Using OnX Maps to Gain Permission on Private Hunting Land

If you want to encounter and harvest mature whitetail bucks, you need to hunt where they live. With the amount of information available on the web, finding states that hold a high number of mature bucks isn’t all that hard to figure out. It’s safe to assume most know the midwest states hold those big bruiser bucks. Some states you’ll have to apply for a license while others are over the counter. For instance, Nebraska offers fairly priced non-resident hunting licenses over the counter while Iowa, it’s next door neighbor, offers an expensive license which you’ll need to apply for. Figuring out what state you want to hunt as a non-resident is easy, figuring out where to hunt is the tough part.

This year, I am headed to Nebraska and Iowa on non-resident hunts. I am fortunate to have access to a private farm in NE that I have hunted for a few years. IA is a little more intimidating as I’ve never hunted there before. A friend and I choose a unit with a fair amount of public land but hoped we could gain permission on private land by knocking on a few doors. Here is where OnX Maps plays such a crucial role.

With OnX Maps, you can see property lines overlaid on the topography map. You can then click on the property and see the acreage and tax address. The tax address is important because it allows you to see if the owner lives on the property you are looking at. When digitally scouting those midwest states on OnX, you will find large tracts of private land which are typically agricultural farms. This is where the property lines and tax address information become very valuable. A good portion of property owners do not live on there farm property from what I have found. I try to be efficient with my time and only look for big properties where the owner’s tax address is also on that property. By doing this, you ensure the owner is living at the property you’re asking permission to hunt on. They don’t have to try to tell you where it is and you don’t seem like a creep by knowing where there 500 acre farm is if they don’t live on it. I’ve always felt it’d be creepy to knock on someone’s door, ask them to hunt their property that is miles away, and then explain how you figured out where they owned the property but knew where they live. Basically, I try to avoid the conversation that informs property owners about their acreage and tax address info being in the palm of my hand.

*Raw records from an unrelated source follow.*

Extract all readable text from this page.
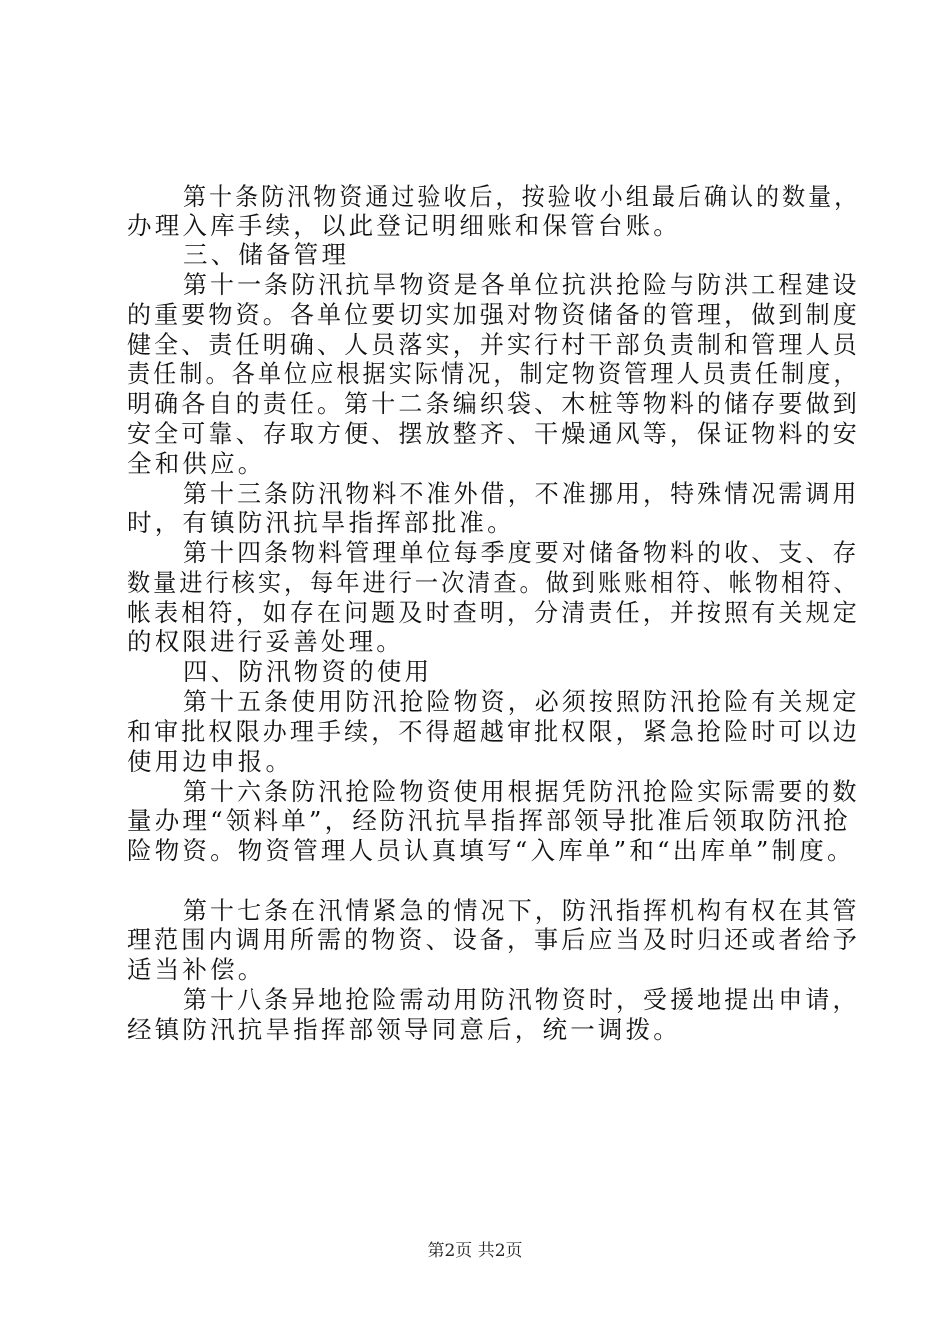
第十条防汛物资通过验收后，按验收小组最后确认的数量，
办理入库手续，以此登记明细账和保管台账。
三、储备管理
第十一条防汛抗旱物资是各单位抗洪抢险与防洪工程建设
的重要物资。各单位要切实加强对物资储备的管理，做到制度
健全、责任明确、人员落实，并实行村干部负责制和管理人员
责任制。各单位应根据实际情况，制定物资管理人员责任制度，
明确各自的责任。第十二条编织袋、木桩等物料的储存要做到
安全可靠、存取方便、摆放整齐、干燥通风等，保证物料的安
全和供应。
第十三条防汛物料不准外借，不准挪用，特殊情况需调用
时，有镇防汛抗旱指挥部批准。
第十四条物料管理单位每季度要对储备物料的收、支、存
数量进行核实，每年进行一次清查。做到账账相符、帐物相符、
帐表相符，如存在问题及时查明，分清责任，并按照有关规定
的权限进行妥善处理。
四、防汛物资的使用
第十五条使用防汛抢险物资，必须按照防汛抢险有关规定
和审批权限办理手续，不得超越审批权限，紧急抢险时可以边
使用边申报。
第十六条防汛抢险物资使用根据凭防汛抢险实际需要的数
量办理“领料单”，经防汛抗旱指挥部领导批准后领取防汛抢
险物资。物资管理人员认真填写“入库单”和“出库单”制度。
第十七条在汛情紧急的情况下，防汛指挥机构有权在其管
理范围内调用所需的物资、设备，事后应当及时归还或者给予
适当补偿。
第十八条异地抢险需动用防汛物资时，受援地提出申请，
经镇防汛抗旱指挥部领导同意后，统一调拨。
第2页 共2页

Another thing to look for is multiple properties with the same owner’s name in an area together. If you can get permission on one of those properties, you may end up with permission on all of them.

It doesn’t hurt to look for multiple properties where the different owners share the same last name. The property owners could be relatives and whoever you ask permission from first should be able to inform you what your odds look like of getting permission or possibly even give you permission.

I’ve had recent success using these tactics. I mentioned earlier we hoped to gain permission on private land in Iowa and that’s just what we did. We each picked five land owners doors to knock on and ask them permission to hunt. The third owner we talked to granted us permission on his 534 acre farm. After gaining that initial hunting permission and discussing where to access the property, we received permission to hunt on the owner’s cousin’s 156 acre farm. When it was all said and done, we had gained permission on 690 acres of private farm ground which looks like it will offer some excellent encounters with mature bucks this November.